Hyperbilirubinemia

Hyperbilirubinemia

The significance of hyperbilirubinemia is mainly judged by daily life. It is also an important indicator of liver function. The serum bilirubin of normal people is mainly within a certain range. If hyperbilirubinemia exceeds a certain amount in daily life, the jaundice index will be found. Some symptoms of jaundice and high bilirubin in daily life are mainly caused by normal red blood cell production and transportation.

Therefore, high bilirubin is also very effective in the treatment and diagnosis of jaundice. The main manifestations of jaundice are skin changes, varicose veins, splenomegaly, liver cysts, breast development and increased bilirubin. Below we introduce the common diagnoses of this disease.

1. Source of bilirubin: The average lifespan of normal red blood cells is 120 days. Hemoglobin released by aging red blood cells is the main source of bilirubin, accounting for 80% to 85%. About 10% to 15% of bilirubin comes from hemoglobin of immature red blood cells in the bone marrow, and another 1% to 5% comes from free hemoglobin and hemoglobin-containing protein in the liver. Heme is converted into biliverdin by microsomal heme oxygenase, and biliverdin is reduced to bilirubin by biliverdin reductase.

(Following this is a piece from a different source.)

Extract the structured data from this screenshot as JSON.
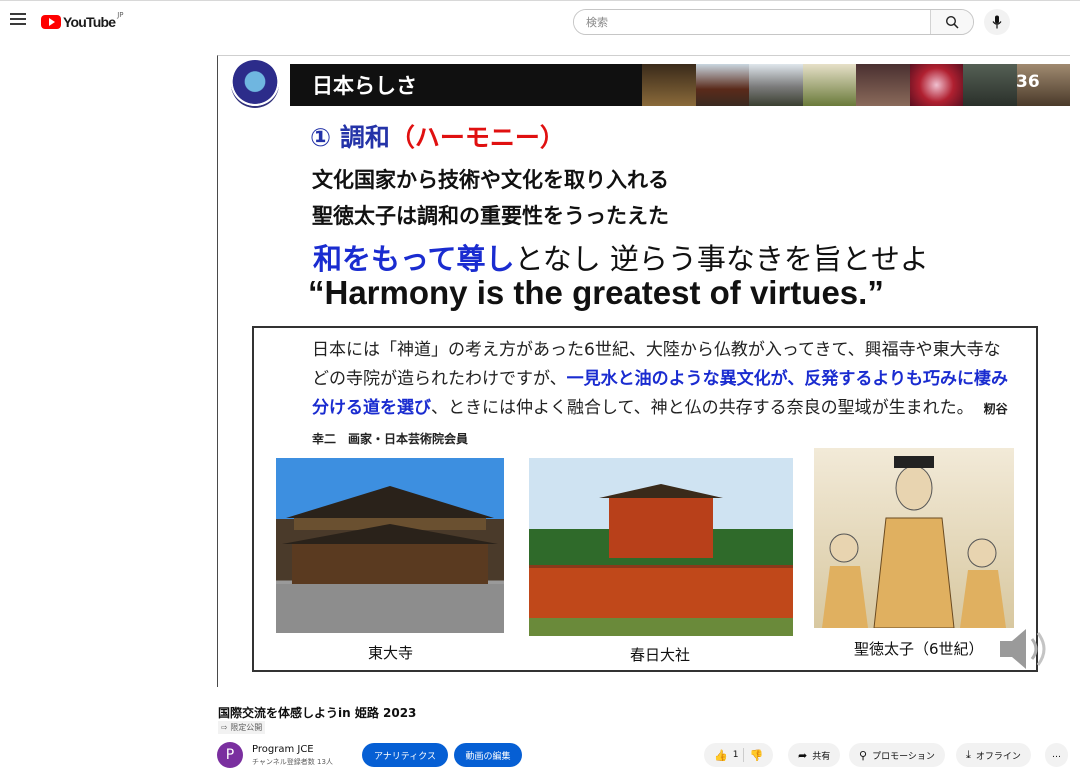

2. Transport of bilirubin The above-mentioned bilirubin is free bilirubin. Because it is not taken up by liver cells and is not combined with glucuronic acid, it is called unconjugated bilirubin. Free bilirubin attaches to albumin in the blood circulation to form a bilirubin-albumin complex, which is transported to the liver.

3. Bilirubin uptake: In the liver sinusoids, bilirubin is taken up by the microprotrusions of the hepatocytes and albumin is separated from bilirubin. After bilirubin enters the hepatocyte, it is carried by the cytoplasmic carrier proteins Y and Z and transported to the microsome part in the smooth endoplasmic reticulum.

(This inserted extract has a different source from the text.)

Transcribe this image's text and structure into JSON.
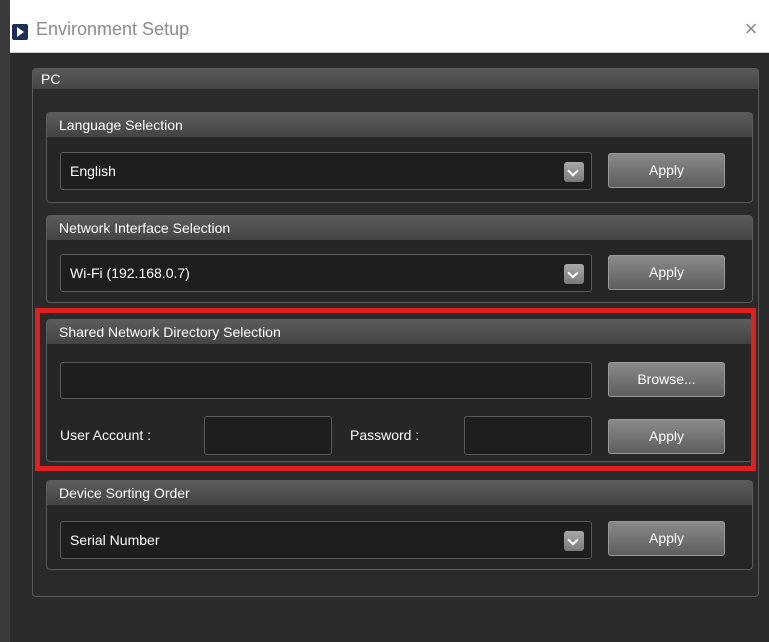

4. Conjugation of bilirubin: Free bilirubin is catalyzed by glucuronyl transferase in the microsomes and combines with glucuronic acid to form conjugated bilirubin. The main form is bilirubin glucuronide, which accounts for about 75% of the total conjugated bilirubin, and the rest is conjugated to glucose, xylose, disaccharides and glycine.

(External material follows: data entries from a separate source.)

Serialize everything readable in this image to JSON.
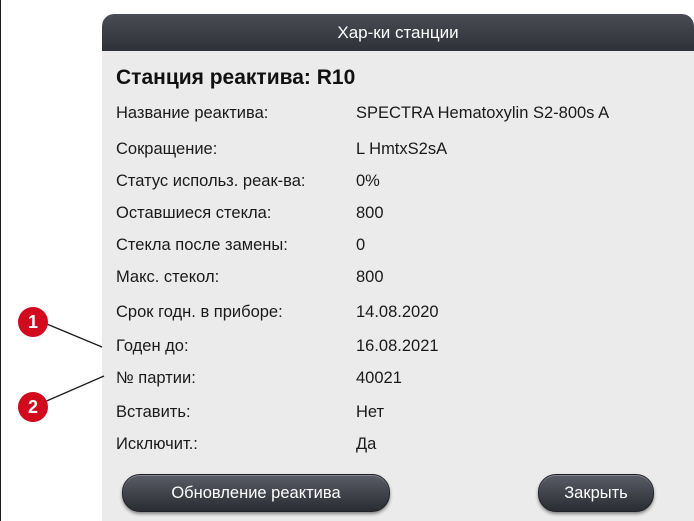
{
  "dialog": {
    "title": "Хар-ки станции",
    "heading": "Станция реактива: R10",
    "fields": [
      {
        "label": "Название реактива:",
        "value": "SPECTRA Hematoxylin S2-800s A"
      },
      {
        "label": "Сокращение:",
        "value": "L HmtxS2sA"
      },
      {
        "label": "Статус использ. реак-ва:",
        "value": "0%"
      },
      {
        "label": "Оставшиеся стекла:",
        "value": "800"
      },
      {
        "label": "Стекла после замены:",
        "value": "0"
      },
      {
        "label": "Макс. стекол:",
        "value": "800"
      },
      {
        "label": "Срок годн. в приборе:",
        "value": "14.08.2020"
      },
      {
        "label": "Годен до:",
        "value": "16.08.2021"
      },
      {
        "label": "№ партии:",
        "value": "40021"
      },
      {
        "label": "Вставить:",
        "value": "Нет"
      },
      {
        "label": "Исключит.:",
        "value": "Да"
      }
    ],
    "buttons": {
      "update_label": "Обновление реактива",
      "close_label": "Закрыть"
    }
  },
  "callouts": [
    "1",
    "2"
  ],
  "colors": {
    "titlebar": "#2f3138",
    "dialog_bg": "#ebebeb",
    "callout": "#d10a1d"
  }
}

5. The mechanism of bilirubin excretion from liver cells after the formation of conjugated bilirubin is still not very clear. It may be transported to the capillary bile ductules, small bile ducts, and bile ducts through the Golgi apparatus and then discharged into the intestine, but it is undoubtedly an active transport, rate-limiting and energy-consuming process, during which bile salts and sodium ions are involved. After conjugated bilirubin enters the intestinal cavity, it is reduced to urobilinogen by dehydrogenation of intestinal bacteria. Most of it (the total daily amount is about 68 to 473 μmol) is excreted with feces and is called fecal bilirubin. A small part (10% to 20%) is reabsorbed by the lower ileum or colon, returns to the liver through the portal vein blood, and is converted into bilirubin, or is excreted into the intestine with bile without being converted. This process is called the "enterohepatic circulation" of bilirubin. A small part of the urobilinogen reabsorbed from the intestine (no more than 6.8 μmol per day) enters the systemic circulation and is excreted through the kidneys.

The above is a common introduction to hyperbilirubinemia. The serum bilirubin of a normal person is mainly within a certain range. If hyperbilirubinemia exceeds a certain amount in daily life, the jaundice index will be found. The main events in patients with cirrhosis are mainly skin changes, varicose veins, splenomegaly, liver cysts, breast development and increased bilirubin, so some medical examinations can be carried out in daily life.